Regarding computing the derivative directly. There is a closed-form expression in appendix C for that. However, it involves a hypergeometric function that is tricky to compute. We use it to obtain the ground-truth values.

Regarding the error of derivative: the error of the derivative is close to the error of CDF, so there doesn't seem to be an error accumulation going on.

srvasude · 2018-05-24T18:42:10Z

@axch: Understood, thanks! Yeah that's a fairly interesting approach (although as you said, it is not clear to me that this completely workable).

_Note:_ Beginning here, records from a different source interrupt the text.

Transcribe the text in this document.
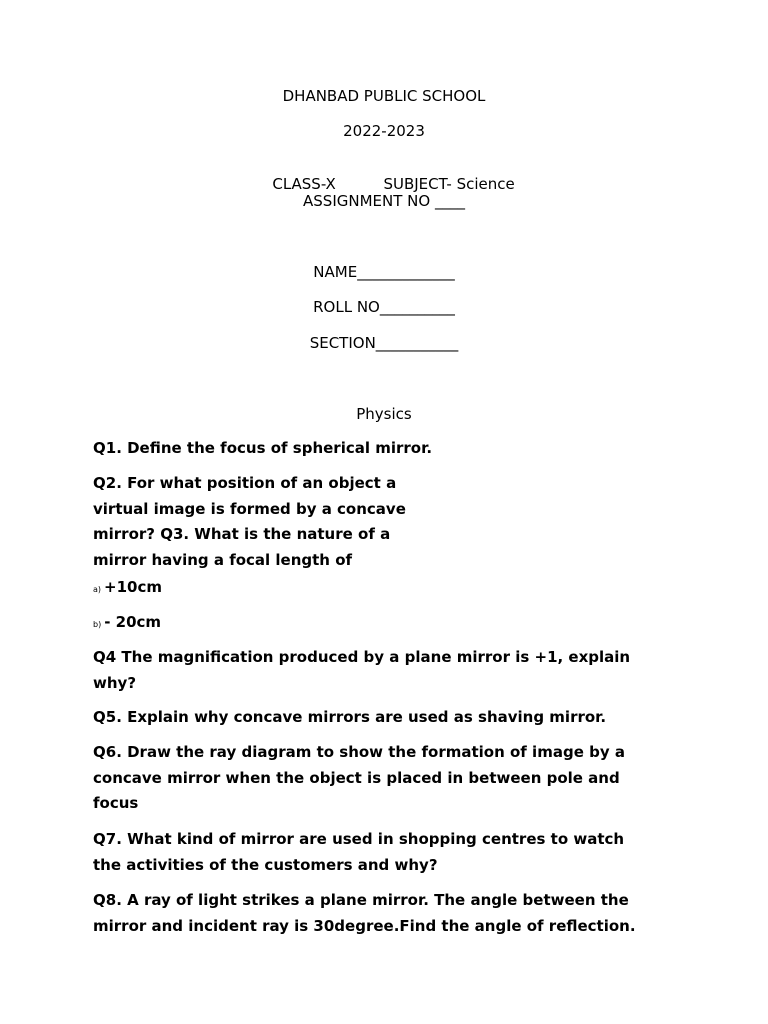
DHANBAD PUBLIC SCHOOL
2022-2023

CLASS-X	SUBJECT- Science

ASSIGNMENT NO ____
NAME_____________
ROLL NO__________
SECTION___________
Physics
Q1. Define the focus of spherical mirror.
Q2. For what position of an object a
virtual image is formed by a concave
mirror? Q3. What is the nature of a
mirror having a focal length of
a) +10cm
b) - 20cm
Q4 The magnification produced by a plane mirror is +1, explain
why?
Q5. Explain why concave mirrors are used as shaving mirror.
Q6. Draw the ray diagram to show the formation of image by a
concave mirror when the object is placed in between pole and
focus
Q7. What kind of mirror are used in shopping centres to watch
the activities of the customers and why?
Q8. A ray of light strikes a plane mirror. The angle between the
mirror and incident ray is 30degree.Find the angle of reflection.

mfigurnov · 2018-05-24T18:54:15Z

Also, take a look at the numbers in table 2. For Gamma, the average derivative dz/dalpha is one (see appendix A), so you cannot really expect the error to go below 1e-7 for float32 and 1e-16 for float64. So the correction term is an interesting idea, but might be unnecessary for practical purposes.

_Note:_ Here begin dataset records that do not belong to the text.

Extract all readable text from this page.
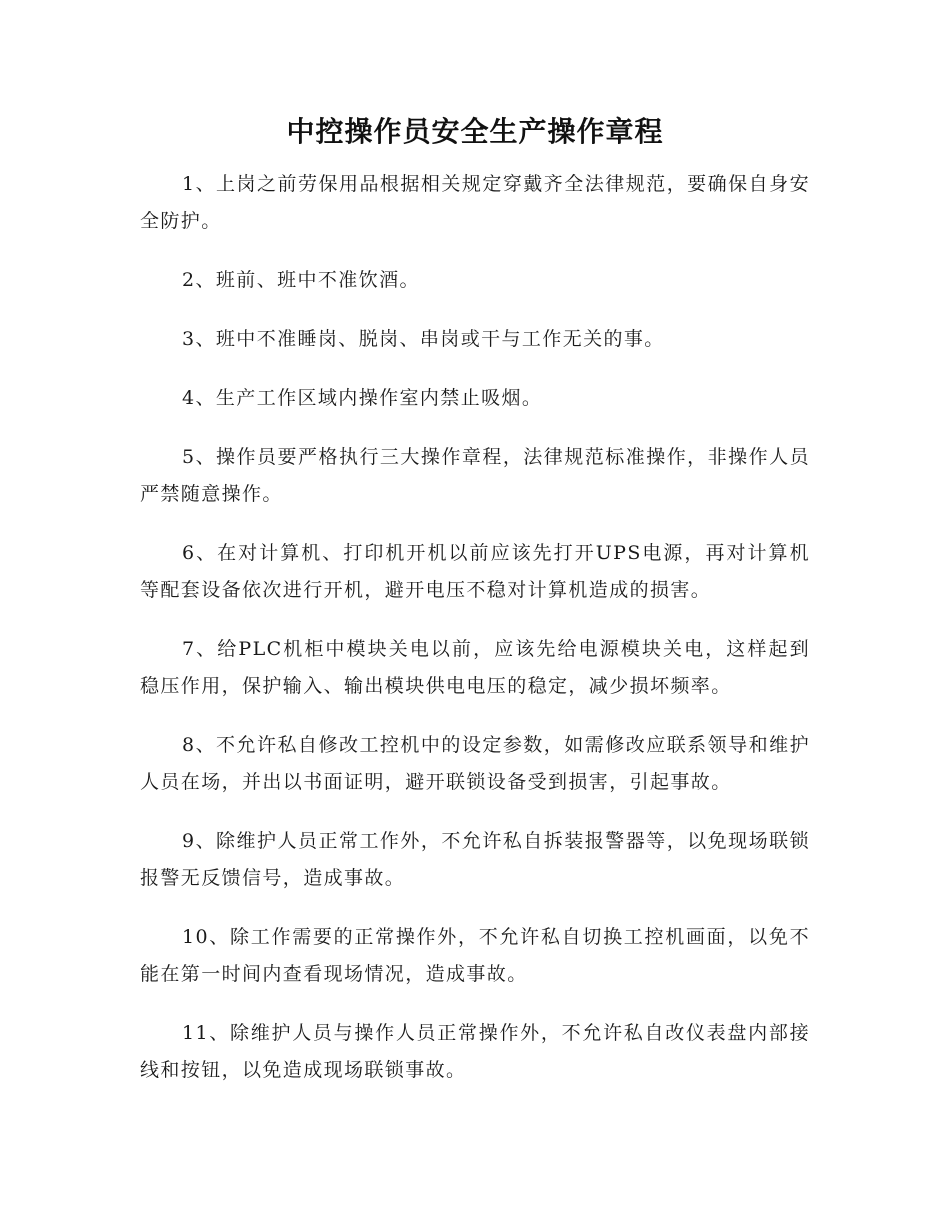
中控操作员安全生产操作章程

1、上岗之前劳保用品根据相关规定穿戴齐全法律规范，要确保自身安全防护。

2、班前、班中不准饮酒。

3、班中不准睡岗、脱岗、串岗或干与工作无关的事。

4、生产工作区域内操作室内禁止吸烟。

5、操作员要严格执行三大操作章程，法律规范标准操作，非操作人员严禁随意操作。

6、在对计算机、打印机开机以前应该先打开UPS电源，再对计算机等配套设备依次进行开机，避开电压不稳对计算机造成的损害。

7、给PLC机柜中模块关电以前，应该先给电源模块关电，这样起到稳压作用，保护输入、输出模块供电电压的稳定，减少损坏频率。

8、不允许私自修改工控机中的设定参数，如需修改应联系领导和维护人员在场，并出以书面证明，避开联锁设备受到损害，引起事故。

9、除维护人员正常工作外，不允许私自拆装报警器等，以免现场联锁报警无反馈信号，造成事故。

10、除工作需要的正常操作外，不允许私自切换工控机画面，以免不能在第一时间内查看现场情况，造成事故。

11、除维护人员与操作人员正常操作外，不允许私自改仪表盘内部接线和按钮，以免造成现场联锁事故。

yorkerlin · 2018-05-28T22:59:47Z

@mfigurnov Could you comment on the difference between the method in Eq. 27 at page 18 of https://arxiv.org/pdf/1206.6679.pdf and your method?
Any comments on sparse Gamma distributions when \alpha<1e-6? (see https://arxiv.org/pdf/1509.01631.pdf)

yorkerlin · 2018-05-28T23:49:11Z

@mfigurnov Any comments on the Generalized inverse Gaussian (GIG) distribution? It seems it is non-trivial to compute the CDF for GIG.

mfigurnov · 2018-05-29T13:00:42Z

@yorkerlin

Could you comment on the difference between the method in Eq. 27 at page 18 of https://arxiv.org/pdf/1206.6679.pdf and your method?

Thanks for the interest in our work. The difference compared to Salimans&Knowles is that we (i) propose using automatic differentiation to compute the derivative of the CDF and experimentally evaluate the effectiveness of this approach; (ii) present a more general form of this implicit gradient (using standardization functions instead of just the CDF, and also provide an expression for the multivariate case); (iii) highlight the connection between the implicit derivative and the standard reparameterization trick. We also recently became aware that a related approach was developed by Hoffman&Blei "Structured Stochastic Variational Inference". Additionally, we found a 1988 paper by Suri&Zazanis on perturbation analysis https://www.jstor.org/stable/2632185 that proposes both the explicit reparameterization and the eqn. (27) of Salimans&Knowles in Section 4, so the idea has been known for a lot longer than we thought :) We are currently updating the related work section to include and discuss these works.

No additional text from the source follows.